The money belt itself is fine, but it came with a little flyer labeled “Useful Travel Safety Tips.” I’m eager to read anything that even tangentially relates to this trip, so I sat down to read through their list of 50 helpful (and not-so-helpful) tips. I’ll elaborate more on these in an early chapter of the book, but here’s a glimpse for the voyeuristic among you:

“If possible, take a self-defense class.”

Great. This hadn’t even occurred to me. Do fistfights routinely break out on Amtrak trains? There’ll be a fight over the good seats in the observation car somewhere around Colorado, won’t there?
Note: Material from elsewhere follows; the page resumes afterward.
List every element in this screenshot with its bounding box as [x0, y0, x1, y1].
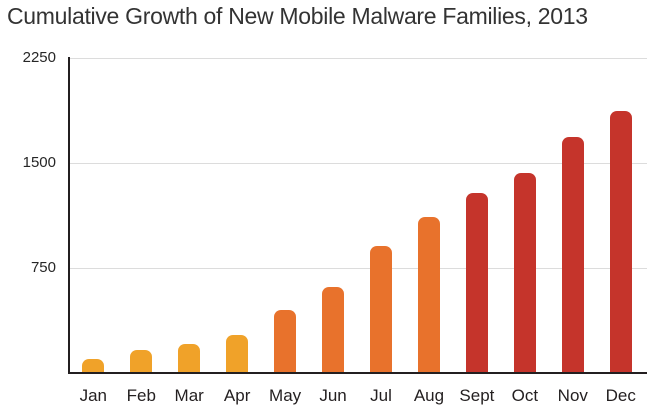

“Bring a portable door or window alarm.”

The first time I read that, I saw “Bring a portable door” and panicked that the trains might not have doors. Still, even with the rest of the sentence factored in, I find this suggestion a little disturbing.

“Be on the lookout for anybody who is offering to help you with your bags at a train or bus station.”

Because it would be horrible if a Red Cap actually HELPED me lug that suitcase up to my Roomette! The horrors!

These next four really are back to back on the flyer:

“Trust your instincts and use your intuition and gut feeling when dealing with strangers.”

“Make a local friend.”

“Try to dress like a local.”

“In some places, it helps wearing a fake wedding ring.”

I don’t even know where to start with these four. All I know is that, by the time I finished reading #7, I had so many questions that I was weeping uncontrollably.

  • What if my gut instincts tell me NOT to make a local friend?
  • To dress like a local in Los Angeles, do I have to wear an Ed Hardy shirt and Birkenstocks and grow a hipster beard?
  • Why can’t I just wear my real wedding ring? After all, it looks fake in the right lighting…

“If you get lost, do not look at your phone or a map in the middle of the street.”

… because you’ll get hit by a car. Duh.

——

There are 42 more of these gems in this flyer. After reading all these, I may not be able to work up the courage to get to the station, let alone get on the train.